The Host—the highest grossing South Korean film following its release in 2006—uses monster movie conventions to critique the environmental risks of US military bases. Referencing an actual 2000 incident in which US military mortician Albert McFarland ordered a soldier to dump formaldehyde into the Han River, The Host depicts a mutant creature emerging from the river and wreaking havoc on Seoul’s populace. Since the monster is also believed to be a disease carrier, the Korean government and international health organizations coordinate a militarized response designed to quarantine the population until they can kill the monster and decontaminate the area by releasing an American biological weapon called “Agent Yellow.” At times taking a surprisingly sympathetic view of the hungry mutated creature (Gwoemul is the Korean word for “creature,” not “monster” or “host”), Bong’s film seems to suggest that the real monster is the US military and a militarized international approach to biosecurity that uses force to quarantine, surveil, research, subdue, and further poison populations perceived to be contaminated. In addition to known problems associated with US bases such as camp-town prostitution, noise, fatal accidents, and pollution, The Host uses a science fiction monster to dramatize the unforeseen but pervasive dangers of militarized bases and security measures.

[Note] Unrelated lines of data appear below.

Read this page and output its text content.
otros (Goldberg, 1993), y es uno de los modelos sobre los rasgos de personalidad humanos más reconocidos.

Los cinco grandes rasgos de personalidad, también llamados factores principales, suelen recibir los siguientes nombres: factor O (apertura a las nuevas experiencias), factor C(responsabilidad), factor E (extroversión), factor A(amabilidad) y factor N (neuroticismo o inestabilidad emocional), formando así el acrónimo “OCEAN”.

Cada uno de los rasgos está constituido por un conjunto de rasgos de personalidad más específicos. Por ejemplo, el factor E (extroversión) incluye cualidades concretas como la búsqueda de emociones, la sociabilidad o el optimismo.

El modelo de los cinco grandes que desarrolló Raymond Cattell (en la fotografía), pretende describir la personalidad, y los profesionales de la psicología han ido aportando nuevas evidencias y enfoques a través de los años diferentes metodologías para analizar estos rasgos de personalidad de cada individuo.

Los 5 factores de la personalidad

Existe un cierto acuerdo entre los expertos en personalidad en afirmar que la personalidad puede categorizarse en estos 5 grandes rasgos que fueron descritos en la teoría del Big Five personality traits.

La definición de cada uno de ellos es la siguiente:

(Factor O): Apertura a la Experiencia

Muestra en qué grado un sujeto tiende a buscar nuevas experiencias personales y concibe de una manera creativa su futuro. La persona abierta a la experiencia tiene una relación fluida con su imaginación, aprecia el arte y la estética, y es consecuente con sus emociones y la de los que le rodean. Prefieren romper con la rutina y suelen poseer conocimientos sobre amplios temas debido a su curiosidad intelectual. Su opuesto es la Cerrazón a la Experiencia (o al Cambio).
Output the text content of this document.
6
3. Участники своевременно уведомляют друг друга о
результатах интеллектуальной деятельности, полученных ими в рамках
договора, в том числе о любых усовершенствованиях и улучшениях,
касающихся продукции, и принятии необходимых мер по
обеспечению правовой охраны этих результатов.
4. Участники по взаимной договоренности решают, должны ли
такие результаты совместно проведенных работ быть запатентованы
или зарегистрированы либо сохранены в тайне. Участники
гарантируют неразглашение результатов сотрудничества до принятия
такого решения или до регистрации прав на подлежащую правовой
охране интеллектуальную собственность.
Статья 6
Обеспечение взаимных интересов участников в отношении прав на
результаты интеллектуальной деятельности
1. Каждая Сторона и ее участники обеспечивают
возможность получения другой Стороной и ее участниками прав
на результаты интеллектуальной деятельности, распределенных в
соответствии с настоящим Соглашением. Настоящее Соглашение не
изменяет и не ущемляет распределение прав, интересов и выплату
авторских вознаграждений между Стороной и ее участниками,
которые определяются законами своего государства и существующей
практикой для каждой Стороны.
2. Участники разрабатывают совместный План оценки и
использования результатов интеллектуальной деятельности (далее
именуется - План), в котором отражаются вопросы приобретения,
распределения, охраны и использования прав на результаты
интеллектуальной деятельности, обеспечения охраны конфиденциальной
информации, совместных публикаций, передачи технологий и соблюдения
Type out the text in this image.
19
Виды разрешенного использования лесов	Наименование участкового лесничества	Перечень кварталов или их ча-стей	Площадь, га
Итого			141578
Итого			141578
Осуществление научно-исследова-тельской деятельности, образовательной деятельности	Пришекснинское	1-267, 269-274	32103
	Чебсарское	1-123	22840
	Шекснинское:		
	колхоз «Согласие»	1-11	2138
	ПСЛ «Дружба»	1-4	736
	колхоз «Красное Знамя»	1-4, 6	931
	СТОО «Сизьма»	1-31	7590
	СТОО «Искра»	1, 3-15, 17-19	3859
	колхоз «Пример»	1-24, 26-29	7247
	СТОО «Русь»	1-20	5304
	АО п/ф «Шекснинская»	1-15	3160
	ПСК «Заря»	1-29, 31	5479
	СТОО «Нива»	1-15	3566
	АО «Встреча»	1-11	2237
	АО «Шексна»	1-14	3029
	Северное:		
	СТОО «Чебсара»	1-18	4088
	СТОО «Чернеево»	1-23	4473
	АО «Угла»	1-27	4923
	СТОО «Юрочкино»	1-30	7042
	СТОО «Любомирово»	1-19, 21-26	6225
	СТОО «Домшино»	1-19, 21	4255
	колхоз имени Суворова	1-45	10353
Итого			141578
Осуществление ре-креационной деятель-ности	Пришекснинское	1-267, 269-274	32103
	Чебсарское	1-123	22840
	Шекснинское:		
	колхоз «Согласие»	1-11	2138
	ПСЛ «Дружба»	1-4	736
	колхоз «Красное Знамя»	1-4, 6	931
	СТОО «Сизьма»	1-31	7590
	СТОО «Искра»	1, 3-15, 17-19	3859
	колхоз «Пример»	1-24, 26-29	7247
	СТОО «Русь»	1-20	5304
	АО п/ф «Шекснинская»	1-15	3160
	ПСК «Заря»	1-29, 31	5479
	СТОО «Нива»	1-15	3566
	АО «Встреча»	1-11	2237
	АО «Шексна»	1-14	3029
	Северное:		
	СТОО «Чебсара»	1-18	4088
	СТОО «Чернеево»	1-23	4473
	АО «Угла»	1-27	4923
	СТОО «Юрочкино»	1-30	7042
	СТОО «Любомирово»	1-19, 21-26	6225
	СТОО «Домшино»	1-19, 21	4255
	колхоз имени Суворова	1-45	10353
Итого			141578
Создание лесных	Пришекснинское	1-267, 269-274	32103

Still from The Sound of Crickets at Night. Niedenthal, Jack and Suzanne Chutaro. Marshall Islands: Microwave Films, 2012. 80 min.

 

Still from The Sound of Crickets at Night. Niedenthal, Jack and Suzanne Chutaro. Marshall Islands: Microwave Films, 2012. 80 min.

 

Although The Sound of Crickets at Night does not feature monsters, its plot features a Marshallese deity invoked to help a young girl named Kali cope with her displaced and broken family. Kali’s health begins to deteriorate when her parents separate and leave her with her grandfather Jebuki, whose health and finances are precarious. Since Jebuki was one of the refugees resettled to Rongerik from Bikini Atoll, Kali’s illness and depression echo the condition of nuclear refugees who were exposed to radioactive fallout even after being evacuated. After Jebuki summons the ancient spirit Worejabato to save his granddaughter, a mysterious American appears and reassures him and Kali about the future. Although the prospect of a Marshallese deity taking the form of a mysterious American (whom Kali playfully names “George Bush”) seems ironic, the film’s turn to Marshallese religion provides Kali with a measure of solace and companionship. The Sound of Crickets presents tradition, community, and the local landscape as sources of individual and cultural strength in the wake of nuclear colonialism and family separation.

 

Bibliography:

Hsu, Hsuan L. 2009. “The Dangers of Biosecurity,” Jump Cut: A Review of Contemporary Media 51.